The authors have disclosed no relevant financial relationships.

Study Highlights

  • Investigators drew study data from the Respiratory Health in Northern Europe III cohort. This study was designed to assess the prevalence of respiratory symptoms and chronic respiratory illnesses among adults in Northern Europe.
  • Study participants completed a questionnaire regarding multiple respiratory symptoms in the past 12 months; the presence of asthma attacks or the use of asthma medications; and the presence of COPD, allergic rhinitis, and chronic bronchitis.
  • Participants performed their own measurements of BMI and WC. The main study analysis examined these variables and their impact on respiratory symptoms and conditions.
  • The study analysis was adjusted to account for smoking status, physical activity, and highest educational attainment.
  • 12,290 adults completed the study requirements. The mean age of participants was slightly older than 50 years, and the majority of the cohort was female.
  • 34.7% of participants had abdominal obesity, as defined by a WC ≥ 102 cm among men and ≥ 88 cm among women.
  • 6.7% of participants had obesity as defined by a BMI of ≥ 30 kg/m2; 13.6% of participants had obesity as defined by both BMI and WC.
  • Men were more likely to have obesity based on BMI, whereas women had higher rates of obesity based on WC.
  • Both elevated BMI and WC were associated with higher rates of wheezing and nocturnal dyspnea, as well as elevated prevalence rates of asthma, COPD, and chronic bronchitis.
  • Allergic rhinitis was less prevalent among participants among participants with abdominal obesity (high WC).
  • Abdominal obesity was not associated with COPD when adjusted for general obesity (high BMI), but it remained significantly associated with asthma, chronic bronchitis, and respiratory symptoms.
  • Neither form of obesity was associated with a higher risk for allergic rhinitis or early-onset asthma before the age of 18 years.
  • The association between general and abdominal obesity and prevalent COPD and asthma was significant among women but not men. In contrast, respiratory symptoms were more common among both women and men with general or abdominal obesity.
  • In analyses adjusted for BMI and WC, BMI appeared to have a stronger association with asthma and COPD vs WC.

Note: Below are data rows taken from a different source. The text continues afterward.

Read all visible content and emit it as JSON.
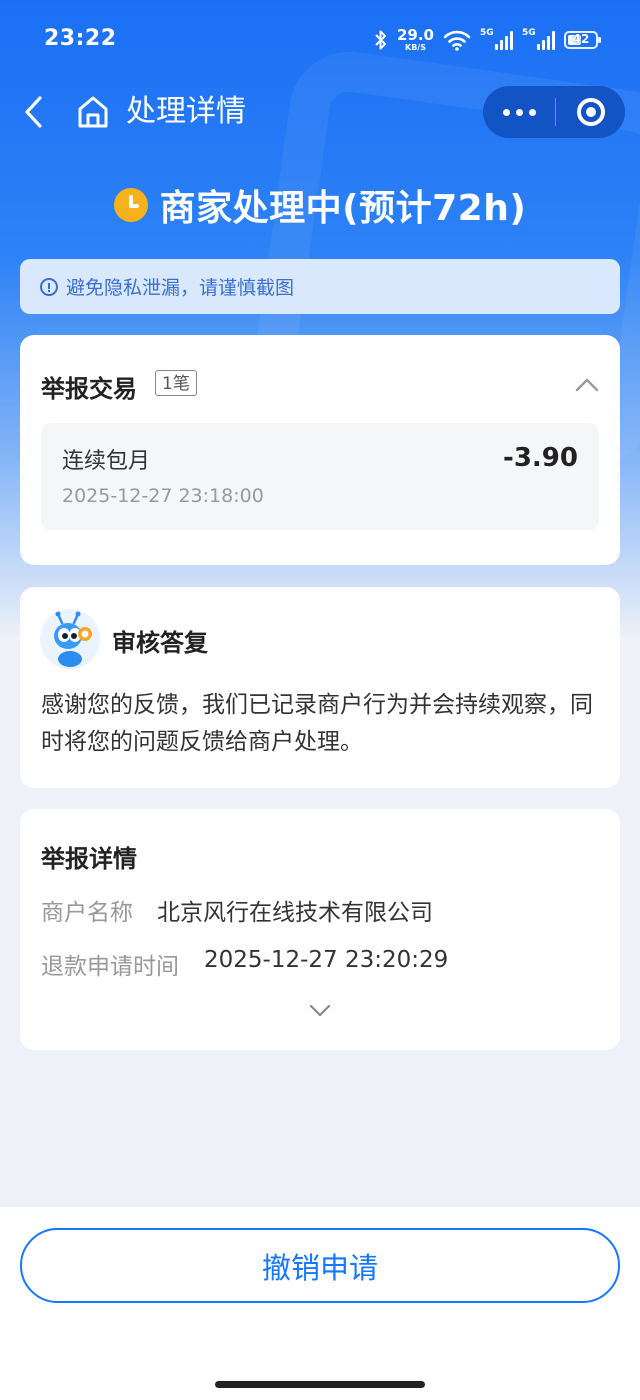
{
  "status_bar": {
    "time": "23:22",
    "net_speed_value": "29.0",
    "net_speed_unit": "KB/S",
    "signal1_label": "5G",
    "signal2_label": "5G",
    "battery": "42"
  },
  "nav": {
    "title": "处理详情"
  },
  "status": {
    "headline": "商家处理中(预计72h)"
  },
  "notice": {
    "text": "避免隐私泄漏，请谨慎截图"
  },
  "report_transaction": {
    "title": "举报交易",
    "count_badge": "1笔",
    "items": [
      {
        "name": "连续包月",
        "amount": "-3.90",
        "time": "2025-12-27 23:18:00"
      }
    ]
  },
  "review_reply": {
    "title": "审核答复",
    "body": "感谢您的反馈，我们已记录商户行为并会持续观察，同时将您的问题反馈给商户处理。"
  },
  "report_details": {
    "title": "举报详情",
    "rows": [
      {
        "label": "商户名称",
        "value": "北京风行在线技术有限公司"
      },
      {
        "label": "退款申请时间",
        "value": "2025-12-27 23:20:29"
      }
    ]
  },
  "footer": {
    "revoke_label": "撤销申请"
  },
  "colors": {
    "primary": "#1677ff",
    "header_blue": "#1b6ff5",
    "warning": "#f7b21b"
  },
  "icons": [
    "back-arrow-icon",
    "home-icon",
    "more-icon",
    "close-target-icon",
    "clock-icon",
    "info-icon",
    "chevron-up-icon",
    "chevron-down-icon",
    "robot-avatar-icon"
  ]
}
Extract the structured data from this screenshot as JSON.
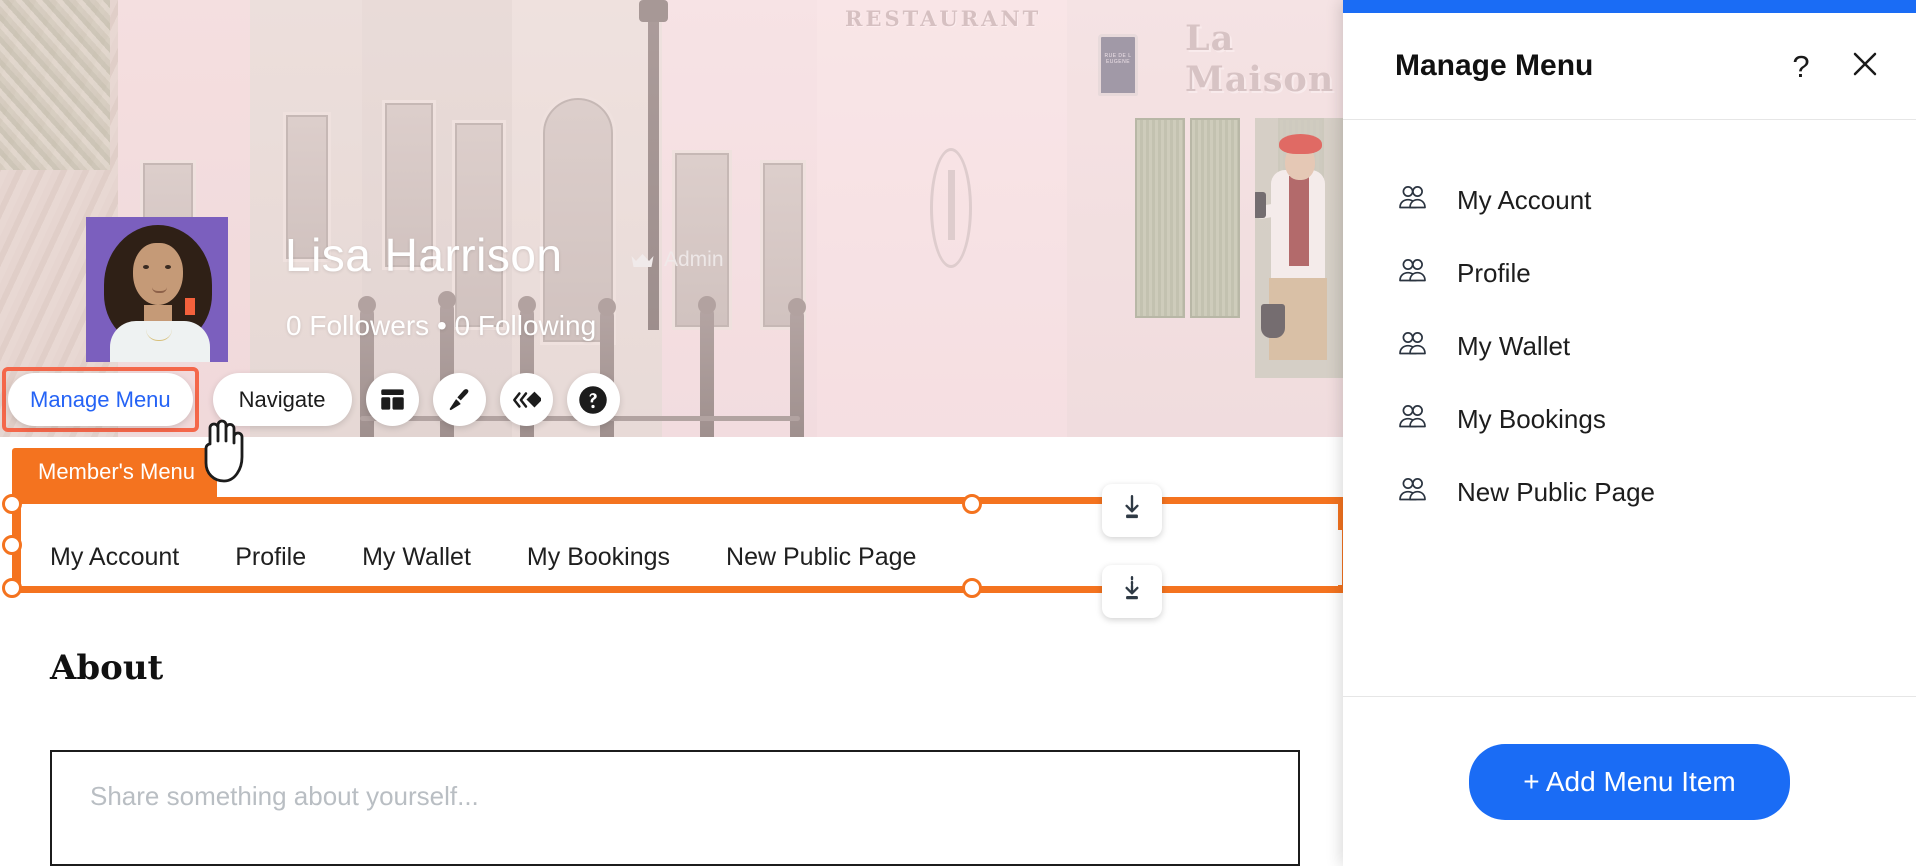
{
  "profile": {
    "name": "Lisa Harrison",
    "role_badge": "Admin",
    "role_icon": "crown-icon",
    "stats": "0 Followers • 0 Following",
    "avatar_alt": "Lisa Harrison avatar",
    "cover_signs": {
      "restaurant": "RESTAURANT",
      "maison": "La Maison",
      "plaque": "RUE DE L EUGENE"
    }
  },
  "toolbar": {
    "manage_menu_label": "Manage Menu",
    "navigate_label": "Navigate",
    "icon_buttons": [
      {
        "name": "layout-icon",
        "title": "Layout"
      },
      {
        "name": "brush-icon",
        "title": "Design"
      },
      {
        "name": "animation-icon",
        "title": "Animation"
      },
      {
        "name": "help-icon",
        "title": "Help"
      }
    ],
    "selected": "Manage Menu",
    "accent_selection_color": "#f4674a",
    "manage_menu_text_color": "#2563f5"
  },
  "selection": {
    "tag_label": "Member's Menu",
    "frame_color": "#f4731f",
    "dock_top_icon": "align-bottom-icon",
    "dock_bottom_icon": "align-bottom-dotted-icon"
  },
  "nav_tabs": [
    {
      "label": "My Account"
    },
    {
      "label": "Profile"
    },
    {
      "label": "My Wallet"
    },
    {
      "label": "My Bookings"
    },
    {
      "label": "New Public Page"
    }
  ],
  "about": {
    "heading": "About",
    "placeholder": "Share something about yourself...",
    "value": ""
  },
  "panel": {
    "accent_color": "#1a6cf5",
    "title": "Manage Menu",
    "help_label": "?",
    "close_label": "✕",
    "items": [
      {
        "label": "My Account",
        "icon": "members-group-icon"
      },
      {
        "label": "Profile",
        "icon": "members-group-icon"
      },
      {
        "label": "My Wallet",
        "icon": "members-group-icon"
      },
      {
        "label": "My Bookings",
        "icon": "members-group-icon"
      },
      {
        "label": "New Public Page",
        "icon": "members-group-icon"
      }
    ],
    "add_button_label": "+ Add Menu Item"
  }
}
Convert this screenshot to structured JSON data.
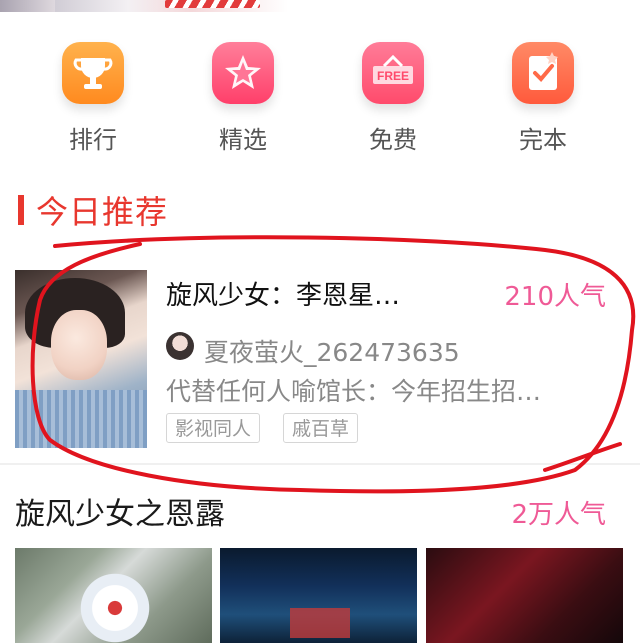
{
  "categories": [
    {
      "label": "排行",
      "icon": "trophy-icon"
    },
    {
      "label": "精选",
      "icon": "star-icon"
    },
    {
      "label": "免费",
      "icon": "free-tag-icon",
      "badge": "FREE"
    },
    {
      "label": "完本",
      "icon": "checkmark-book-icon"
    }
  ],
  "section": {
    "title": "今日推荐"
  },
  "featured": {
    "title": "旋风少女：李恩星…",
    "popularity": "210人气",
    "author": "夏夜萤火_262473635",
    "excerpt": "代替任何人喻馆长：今年招生招…",
    "tags": [
      "影视同人",
      "戚百草"
    ]
  },
  "list": {
    "title": "旋风少女之恩露",
    "popularity": "2万人气"
  },
  "colors": {
    "accent_red": "#e8372e",
    "popularity_pink": "#ef5a96",
    "annotation_red": "#e0141e"
  }
}
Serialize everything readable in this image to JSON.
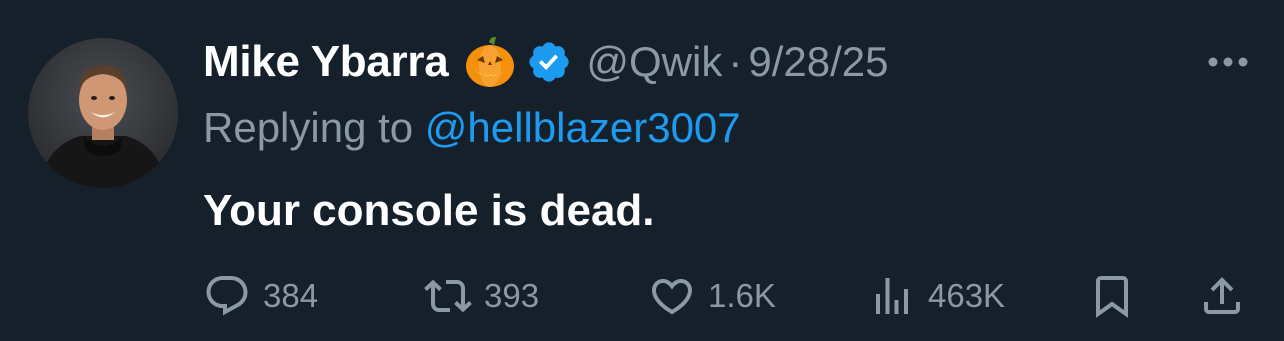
{
  "author": {
    "display_name": "Mike Ybarra",
    "emoji": "pumpkin-emoji",
    "verified": true,
    "handle": "@Qwik",
    "separator": "·",
    "date": "9/28/25"
  },
  "reply": {
    "prefix": "Replying to ",
    "mention": "@hellblazer3007"
  },
  "text": "Your console is dead.",
  "actions": {
    "replies": "384",
    "retweets": "393",
    "likes": "1.6K",
    "views": "463K"
  },
  "icons": {
    "reply": "reply-icon",
    "retweet": "retweet-icon",
    "like": "heart-icon",
    "views": "views-icon",
    "bookmark": "bookmark-icon",
    "share": "share-icon",
    "more": "more-icon"
  },
  "colors": {
    "background": "#15202b",
    "primary_text": "#ffffff",
    "secondary_text": "#8b98a5",
    "accent": "#1d9bf0"
  }
}
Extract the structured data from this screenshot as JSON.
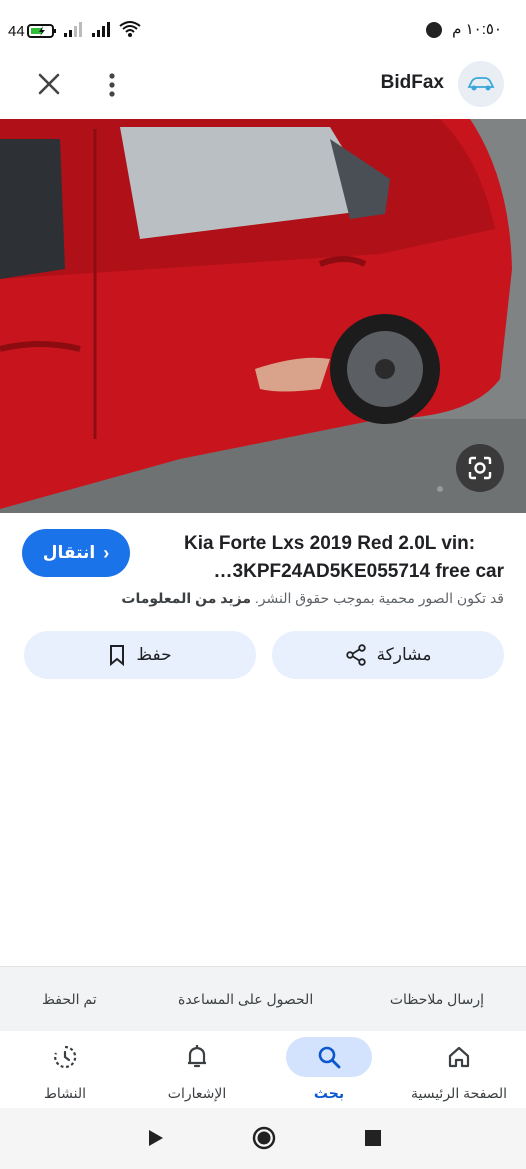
{
  "status_bar": {
    "time": "١٠:٥٠ م",
    "battery": "44"
  },
  "header": {
    "brand": "BidFax",
    "close_icon": "close-icon",
    "more_icon": "more-vert-icon"
  },
  "result": {
    "title_line1": "Kia Forte Lxs 2019 Red 2.0L vin:",
    "title_line2": "3KPF24AD5KE055714 free car…",
    "go_label": "انتقال",
    "copyright_text": "قد تكون الصور محمية بموجب حقوق النشر.",
    "more_info": "مزيد من المعلومات",
    "share_label": "مشاركة",
    "save_label": "حفظ"
  },
  "footer_links": {
    "feedback": "إرسال ملاحظات",
    "help": "الحصول على المساعدة",
    "saved": "تم الحفظ"
  },
  "bottom_nav": {
    "items": [
      {
        "label": "الصفحة الرئيسية",
        "icon": "home-icon"
      },
      {
        "label": "بحث",
        "icon": "search-icon"
      },
      {
        "label": "الإشعارات",
        "icon": "bell-icon"
      },
      {
        "label": "النشاط",
        "icon": "activity-icon"
      }
    ],
    "active_index": 1
  },
  "colors": {
    "accent": "#1a73e8",
    "car_red": "#c8141c"
  }
}
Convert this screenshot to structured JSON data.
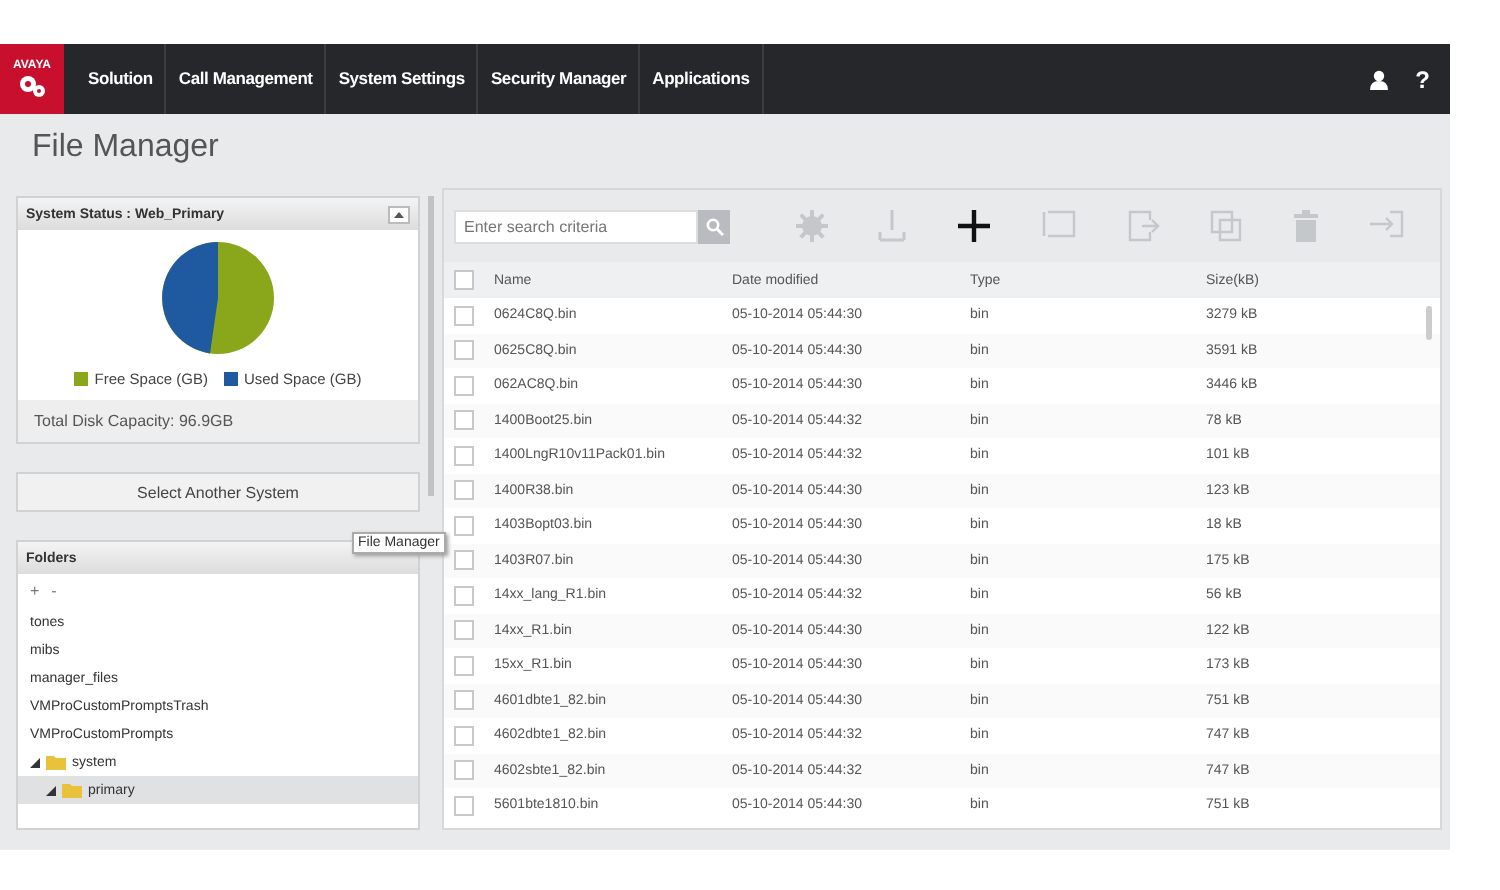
{
  "nav": {
    "logo": "AVAYA",
    "items": [
      "Solution",
      "Call Management",
      "System Settings",
      "Security Manager",
      "Applications"
    ],
    "help": "?"
  },
  "page_title": "File Manager",
  "status_panel": {
    "title": "System Status : Web_Primary",
    "legend": [
      {
        "label": "Free Space (GB)",
        "color": "#8aa61a"
      },
      {
        "label": "Used Space (GB)",
        "color": "#1f5aa0"
      }
    ],
    "total": "Total Disk Capacity: 96.9GB"
  },
  "select_button": "Select Another System",
  "folders": {
    "title": "Folders",
    "expand": "+",
    "collapse": "-",
    "items": [
      {
        "name": "tones",
        "selected": false
      },
      {
        "name": "mibs",
        "selected": false
      },
      {
        "name": "manager_files",
        "selected": false
      },
      {
        "name": "VMProCustomPromptsTrash",
        "selected": false
      },
      {
        "name": "VMProCustomPrompts",
        "selected": false
      },
      {
        "name": "system",
        "folder": true,
        "expanded": true,
        "selected": false,
        "children": [
          {
            "name": "primary",
            "folder": true,
            "expanded": true,
            "selected": true
          }
        ]
      }
    ]
  },
  "search": {
    "placeholder": "Enter search criteria"
  },
  "toolbar": [
    {
      "kind": "gear",
      "disabled": true
    },
    {
      "kind": "download",
      "disabled": true
    },
    {
      "kind": "add",
      "disabled": false
    },
    {
      "kind": "rename",
      "disabled": true
    },
    {
      "kind": "export",
      "disabled": true
    },
    {
      "kind": "copy",
      "disabled": true
    },
    {
      "kind": "delete",
      "disabled": true
    },
    {
      "kind": "logout",
      "disabled": true
    }
  ],
  "table": {
    "columns": [
      "Name",
      "Date modified",
      "Type",
      "Size(kB)"
    ],
    "header_checked": false,
    "rows": [
      {
        "name": "0624C8Q.bin",
        "date": "05-10-2014 05:44:30",
        "type": "bin",
        "size": "3279 kB",
        "checked": false
      },
      {
        "name": "0625C8Q.bin",
        "date": "05-10-2014 05:44:30",
        "type": "bin",
        "size": "3591 kB",
        "checked": false
      },
      {
        "name": "062AC8Q.bin",
        "date": "05-10-2014 05:44:30",
        "type": "bin",
        "size": "3446 kB",
        "checked": false
      },
      {
        "name": "1400Boot25.bin",
        "date": "05-10-2014 05:44:32",
        "type": "bin",
        "size": "78 kB",
        "checked": false
      },
      {
        "name": "1400LngR10v11Pack01.bin",
        "date": "05-10-2014 05:44:32",
        "type": "bin",
        "size": "101 kB",
        "checked": false
      },
      {
        "name": "1400R38.bin",
        "date": "05-10-2014 05:44:30",
        "type": "bin",
        "size": "123 kB",
        "checked": false
      },
      {
        "name": "1403Bopt03.bin",
        "date": "05-10-2014 05:44:30",
        "type": "bin",
        "size": "18 kB",
        "checked": false
      },
      {
        "name": "1403R07.bin",
        "date": "05-10-2014 05:44:30",
        "type": "bin",
        "size": "175 kB",
        "checked": false
      },
      {
        "name": "14xx_lang_R1.bin",
        "date": "05-10-2014 05:44:32",
        "type": "bin",
        "size": "56 kB",
        "checked": false
      },
      {
        "name": "14xx_R1.bin",
        "date": "05-10-2014 05:44:30",
        "type": "bin",
        "size": "122 kB",
        "checked": false
      },
      {
        "name": "15xx_R1.bin",
        "date": "05-10-2014 05:44:30",
        "type": "bin",
        "size": "173 kB",
        "checked": false
      },
      {
        "name": "4601dbte1_82.bin",
        "date": "05-10-2014 05:44:30",
        "type": "bin",
        "size": "751 kB",
        "checked": false
      },
      {
        "name": "4602dbte1_82.bin",
        "date": "05-10-2014 05:44:32",
        "type": "bin",
        "size": "747 kB",
        "checked": false
      },
      {
        "name": "4602sbte1_82.bin",
        "date": "05-10-2014 05:44:32",
        "type": "bin",
        "size": "747 kB",
        "checked": false
      },
      {
        "name": "5601bte1810.bin",
        "date": "05-10-2014 05:44:30",
        "type": "bin",
        "size": "751 kB",
        "checked": false
      }
    ]
  },
  "tooltip": "File Manager"
}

Implications for the Healthcare Team

  • Among adults, mortality is increased with higher degrees of WC, regardless of BMI. In fact, when WC and BMI are considered as continuous variables in the same risk prediction model, WC become more predictive of adverse health events, whereas BMI weakens as a risk predictor. Therefore, a task force recommended routine inclusion of WC as part of the vital signs for adults; however, just 11.5% of adults in a Canadian study had WC recorded in their health record.
  • The current study by Kisiel and colleagues suggested that both elevated BMI and high WC are associated with increased respiratory symptoms and the prevalence of asthma, COPD, and chronic bronchitis. The association between obesity and the prevalence of asthma and COPD was significant among women but not men.
  • The healthcare team should consider routine measurement of WC and bear in mind its association with chronic respiratory illness.